微观方面,全面推进集体林权制度改革,是发展广大农民群众根本利益的战略举措,体现了以人为本的理念。长期以来,由于农民不是真正意义上的经营主体,形成了集体林“大资源、小产业、低效益”的尴尬局面,对农民增收的贡献率较小,与其蕴含的巨大经济潜力极不相称。
通过集体林权制度改革,广大农民获得了一份长期可靠的生产资料,能够直接享受到国家支林政策带来的实惠。同时,改革极大地解放了林地生产力,促进林木种植、林下经济、木本粮油、竹藤花卉、森林旅游、生物质能源以及林产品加工等林业产业的发展,必将为农民增收致富奔小康开辟新的广阔空间。
在集体林权改革的试点省份江西省,2007年,全省农民人均来自林业的现金收入达到492.3元,是改革前2004年的两倍。
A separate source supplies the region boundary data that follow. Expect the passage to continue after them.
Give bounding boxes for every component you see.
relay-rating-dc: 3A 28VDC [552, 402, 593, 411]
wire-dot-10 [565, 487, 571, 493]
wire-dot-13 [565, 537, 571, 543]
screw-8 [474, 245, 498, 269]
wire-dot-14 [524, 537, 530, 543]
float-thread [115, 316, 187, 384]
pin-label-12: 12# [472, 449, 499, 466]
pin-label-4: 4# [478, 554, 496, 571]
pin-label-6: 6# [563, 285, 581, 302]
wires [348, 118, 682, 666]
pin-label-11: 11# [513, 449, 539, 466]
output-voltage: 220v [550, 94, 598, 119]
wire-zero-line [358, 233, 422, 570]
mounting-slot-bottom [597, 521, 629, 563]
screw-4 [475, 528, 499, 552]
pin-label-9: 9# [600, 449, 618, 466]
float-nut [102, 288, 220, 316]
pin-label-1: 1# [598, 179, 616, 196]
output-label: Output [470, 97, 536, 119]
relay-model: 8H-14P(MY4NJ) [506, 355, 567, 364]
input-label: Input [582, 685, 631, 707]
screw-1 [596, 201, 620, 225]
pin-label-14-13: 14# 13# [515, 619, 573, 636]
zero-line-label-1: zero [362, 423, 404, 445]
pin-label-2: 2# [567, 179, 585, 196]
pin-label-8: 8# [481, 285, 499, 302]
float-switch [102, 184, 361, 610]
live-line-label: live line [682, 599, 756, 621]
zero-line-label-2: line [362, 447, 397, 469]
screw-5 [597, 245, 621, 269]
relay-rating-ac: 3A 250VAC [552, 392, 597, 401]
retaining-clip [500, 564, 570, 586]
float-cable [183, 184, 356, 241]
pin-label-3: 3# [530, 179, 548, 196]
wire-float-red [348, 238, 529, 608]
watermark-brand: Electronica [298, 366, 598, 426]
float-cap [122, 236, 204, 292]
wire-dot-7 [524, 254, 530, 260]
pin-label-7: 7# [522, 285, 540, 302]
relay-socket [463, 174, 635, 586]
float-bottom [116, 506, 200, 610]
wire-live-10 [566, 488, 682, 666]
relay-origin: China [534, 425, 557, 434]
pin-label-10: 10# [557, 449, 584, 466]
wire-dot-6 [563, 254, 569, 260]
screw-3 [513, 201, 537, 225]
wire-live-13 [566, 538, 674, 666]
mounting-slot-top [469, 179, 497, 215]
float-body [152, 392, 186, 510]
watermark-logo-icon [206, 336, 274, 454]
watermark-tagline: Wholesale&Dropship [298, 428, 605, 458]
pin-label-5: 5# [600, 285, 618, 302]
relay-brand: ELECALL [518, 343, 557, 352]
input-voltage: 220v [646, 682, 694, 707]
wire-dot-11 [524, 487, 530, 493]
我们再看另外一个试点省份福建。近4年来,福建省年造林连续超过200万亩,比改革前翻了一番;全省森林覆盖率比改革前增长了2.44个百分点,达到62.96%,生态状况得到进一步改善。
为什么有如此明显的增长?长期以来,由于没有充分利用物质利益这个手段,来调动广大农民造林育林护林的积极性,使得集体林的生态、经济和社会效益没有得到应有发挥。
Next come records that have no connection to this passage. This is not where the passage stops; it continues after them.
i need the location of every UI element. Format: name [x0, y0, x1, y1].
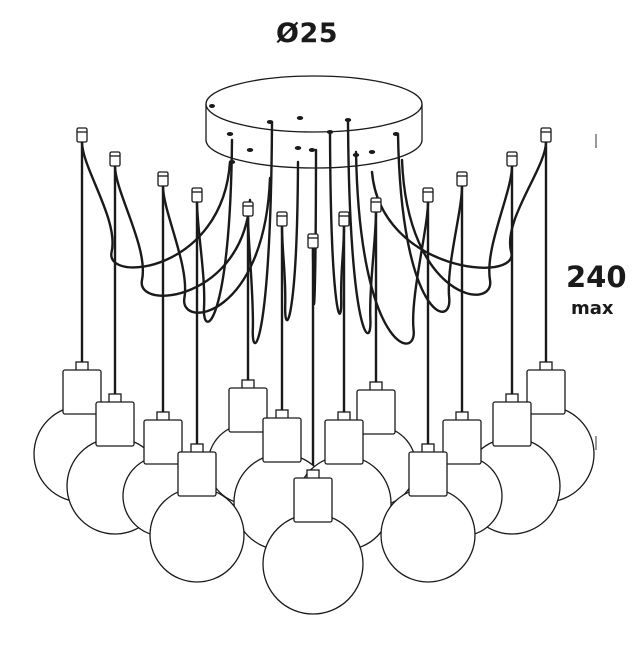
- cord-grip: [76, 127, 88, 143]
- canopy-cord-hole: [326, 130, 334, 134]
- pendant-cord: [328, 130, 346, 315]
- pendant-cord: [246, 120, 274, 345]
- canopy-cord-hole: [344, 118, 352, 122]
- cord-grip: [370, 197, 382, 213]
- cord-grip: [242, 201, 254, 217]
- pendant-cord: [80, 140, 232, 269]
- canopy-cord-hole: [266, 120, 274, 124]
- cord-grip: [422, 187, 434, 203]
- canopy-cord-hole: [226, 132, 234, 136]
- cord-grip: [540, 127, 552, 143]
- cords-layer: [80, 118, 548, 480]
- pendant-cord: [161, 176, 272, 314]
- canopy-cord-hole: [246, 148, 254, 152]
- cord-holders-layer: [76, 127, 552, 249]
- cord-grip: [456, 171, 468, 187]
- cord-grip: [276, 211, 288, 227]
- canopy-cord-hole: [296, 116, 304, 120]
- height-value-label: 240: [566, 260, 627, 294]
- cord-grip: [157, 171, 169, 187]
- canopy-cord-hole: [368, 150, 376, 154]
- ceiling-canopy: [205, 75, 423, 169]
- pendant-bulb: [149, 443, 245, 583]
- pendant-cord: [346, 118, 378, 335]
- bulbs-layer: [33, 361, 595, 615]
- diameter-label: Ø25: [276, 18, 339, 49]
- pendant-cord: [280, 160, 300, 322]
- cord-grip: [109, 151, 121, 167]
- canopy-cord-hole: [352, 153, 360, 157]
- canopy-cord-hole: [392, 132, 400, 136]
- cord-grip: [338, 211, 350, 227]
- canopy-cord-hole: [228, 160, 236, 164]
- pendant-cord: [195, 138, 234, 323]
- cord-grip: [191, 187, 203, 203]
- pendant-bulb: [262, 469, 364, 615]
- pendant-cord: [400, 158, 514, 296]
- canopy-cord-hole: [294, 146, 302, 150]
- pendant-bulb: [380, 443, 476, 583]
- cord-grip: [506, 151, 518, 167]
- height-unit-label: max: [571, 298, 614, 319]
- cord-grip: [307, 233, 319, 249]
- pendant-cord: [370, 140, 548, 269]
- pendant-cord: [396, 132, 464, 313]
- canopy-cord-hole: [308, 148, 316, 152]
集体林权制度改革后,广大农民多栽树、栽好树的劲头显著增强,植绿、爱绿的意识明显提高,这必将促进森林资源数量的增加和质量的提高,有利于优化森林生态系统的结构。
推进集体林权制度改革也是促进山区和城乡协调发展的重要途径。中国是一个多山的国家,山区占国土面积的69%,人口占全国总数的56%,是农村经济社会发展最薄弱的环节,是实现全面建设小康社会的重点和难点。
山区的出路在哪里?出路就在发挥森林的优势,挖掘林地的潜力。通过集体林权制度改革,明晰林业产权,重塑经营主体。
另外,各地在推进改革中,统筹兼顾家庭承包与其他方式承包,调动各方面参与林业建设的积极性。